[Toybox] [PATCH 1/1] add pathchk

Rob Landley rob at landley.net
Sat May 27 12:24:19 PDT 2017


On 05/26/2017 11:21 AM, Ilya Kuzmich wrote:
> Signed-off-by: Ilya Kuzmich <ilya.kuzmich at gmail.com>
> ---
>  tests/pathchk.test   | 85 ++++++++++++++++++++++++++++++++++++++++++++++
>  toys/posix/pathchk.c | 95 ++++++++++++++++++++++++++++++++++++++++++++++++++++
>  2 files changed, 180 insertions(+)
>  create mode 100644 tests/pathchk.test
>  create mode 100644 toys/posix/pathchk.c

Do you actually have a use case for this, or are you implementing it
because nobody has yet and it's in posix?

This seems like a competent implementation of this command, and I see it
is in the roadmap, but I'd like to know _why_ you want it. I've mentally
been lumping it in with the posix "sum" and "compress" commands as a
thing that's still in posix yet clearly obsolete, which there _might_
still be users for, but I'd wait for one to show up before implementing
it. It's not the outright veto things like sccs and qselect get for
being zombies from the 1970's, but I've run an awful lot of scripts and
package builds that never used this command.

Busybox never implemented this command. (Yes ubuntu installs it, but
they install "sum" too. "compress" and "pax" aren't there for historical
reasons: patents on the first, and a Linux vs Solaris identity thing for
the second.)

UTF8 is a big deal these days.
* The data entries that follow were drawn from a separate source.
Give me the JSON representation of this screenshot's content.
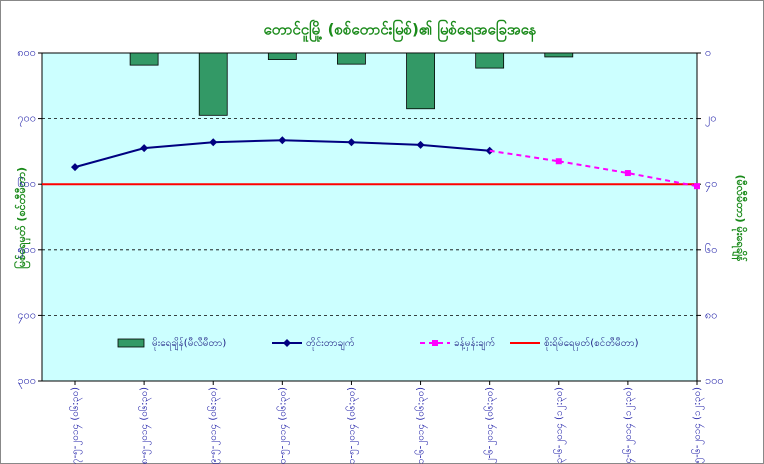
{
  "chart_data": {
    "type": "line_bar",
    "title": "တောင်ငူမြို့ (စစ်တောင်းမြစ်)၏ မြစ်ရေအခြေအနေ",
    "y_label": "မြစ်ရေမှတ် (စင်တီမီတာ)",
    "y2_label": "(မီလီမီတာ) မိုးရေချိန်",
    "categories": [
      "၂၇-၅-၂၀၁၄ (၀၆:၃၀)",
      "၂၈-၅-၂၀၁၄ (၀၆:၃၀)",
      "၂၉-၅-၂၀၁၄ (၀၆:၃၀)",
      "၃၀-၅-၂၀၁၄ (၀၆:၃၀)",
      "၃၁-၅-၂၀၁၄ (၀၆:၃၀)",
      "၁-၆-၂၀၁၄ (၀၆:၃၀)",
      "၂-၆-၂၀၁၄ (၀၆:၃၀)",
      "၃-၆-၂၀၁၄ (၁၂:၃၀)",
      "၄-၆-၂၀၁၄ (၁၂:၃၀)",
      "၅-၆-၂၀၁၄ (၁၂:၃၀)"
    ],
    "series": [
      {
        "name": "မိုးရေချိန်(မီလီမီတာ)",
        "kind": "bar",
        "axis": "y2",
        "color": "#339966",
        "values": [
          null,
          3.7,
          19,
          2,
          3.4,
          17,
          4.6,
          1.2,
          null,
          null
        ]
      },
      {
        "name": "တိုင်းတာချက်",
        "kind": "line",
        "color": "#000080",
        "marker": "diamond",
        "dashed": false,
        "values": [
          626,
          655,
          664,
          667,
          664,
          660,
          651,
          null,
          null,
          null
        ]
      },
      {
        "name": "ခန့်မှန်းချက်",
        "kind": "line",
        "color": "#ff00ff",
        "marker": "square",
        "dashed": true,
        "values": [
          null,
          null,
          null,
          null,
          null,
          null,
          null,
          635,
          617,
          597
        ]
      }
    ],
    "threshold": {
      "name": "စိုးရိမ်ရေမှတ်(စင်တီမီတာ)",
      "value": 600,
      "color": "#ff0000"
    },
    "ylim": [
      300,
      800
    ],
    "yticks": [
      {
        "value": 300,
        "label": "၃၀၀"
      },
      {
        "value": 400,
        "label": "၄၀၀"
      },
      {
        "value": 500,
        "label": "၅၀၀"
      },
      {
        "value": 600,
        "label": "၆၀၀"
      },
      {
        "value": 700,
        "label": "၇၀၀"
      },
      {
        "value": 800,
        "label": "၈၀၀"
      }
    ],
    "y2lim": [
      0,
      100
    ],
    "y2_reversed": true,
    "y2ticks": [
      {
        "value": 0,
        "label": "၀"
      },
      {
        "value": 20,
        "label": "၂၀"
      },
      {
        "value": 40,
        "label": "၄၀"
      },
      {
        "value": 60,
        "label": "၆၀"
      },
      {
        "value": 80,
        "label": "၈၀"
      },
      {
        "value": 100,
        "label": "၁၀၀"
      }
    ],
    "grid": true,
    "plot_background": "#ccffff"
  }
}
Filenames starting with - are why all
toybox commands support -- and aren't really stranger than filenames
with spaces in them. The value of POSIX_PATH_MAX is 256, a hilariously
low value left over from the PDP-11. (The PATH_MAX in linux/limits.h is
4096 but that's legacy value, glibc doesn't define one at all anymore.
You can always create a deeper path with "cd longpath; mv ~/dirname ."
behind the OS's back (unless the OS wants to traverse all of ~/dirname's
children every time it does a mv) and even posix says rm -rf has to just
cope with it.)

On Linux, the only invalid characters in the Linux VHS are NULL and
forward slash; anything else is explicitly allowed, and yes that
includes invalid utf8 sequences:

  http://yarchive.net/comp/linux/utf8.html

If you're trying to figure out what a specific filesystem supports in
directory du jour, some of them are case sensitive so you get magic
aliasing and what's valid depends on what ELSE is in the directory. (You
can't mkdir "blah" if "Blah" exists and belongs to another user as chmod
700). Some of the older filesystems have mount-time selectable locale
encodings they translate behind your back.
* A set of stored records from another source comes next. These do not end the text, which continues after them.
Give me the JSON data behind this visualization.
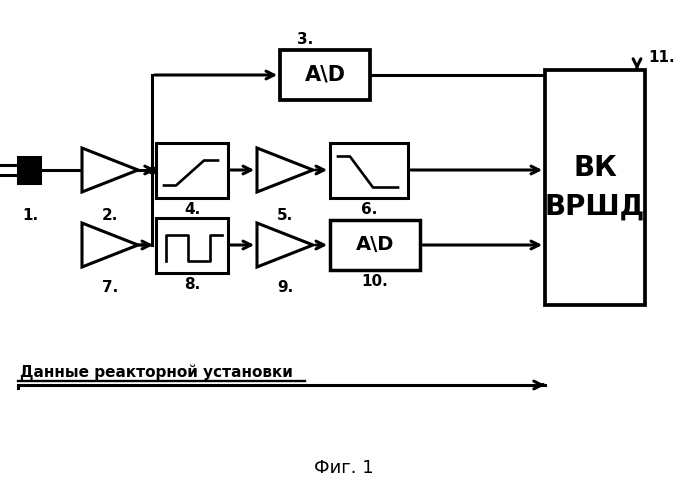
{
  "bg_color": "#ffffff",
  "fig_caption": "Фиг. 1",
  "data_label": "Данные реакторной установки",
  "vk_label": "ВК\nВРШД",
  "label_11": "11.",
  "label_1": "1.",
  "label_2": "2.",
  "label_3": "3.",
  "label_4": "4.",
  "label_5": "5.",
  "label_6": "6.",
  "label_7": "7.",
  "label_8": "8.",
  "label_9": "9.",
  "label_10": "10.",
  "line_color": "black",
  "lw": 2.2
}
I terms of having the OS do this work for you, "readlink -m" and
"readlink -f" exist, both of which have -q and the ability to return
error without writing anything to the filesystem. That won't catch the
last path component being longer than 255 chars (the Linux VFS limit on
path components) but I could add a check for it there.

I moved hostid to examples because it's _not_ in posix, but this one is
so _if_ it goes in that's the place for it. But if I do merge it I'm
strongly tempted to make it "default n"...

Anyway, what's your motivation for submitting this command?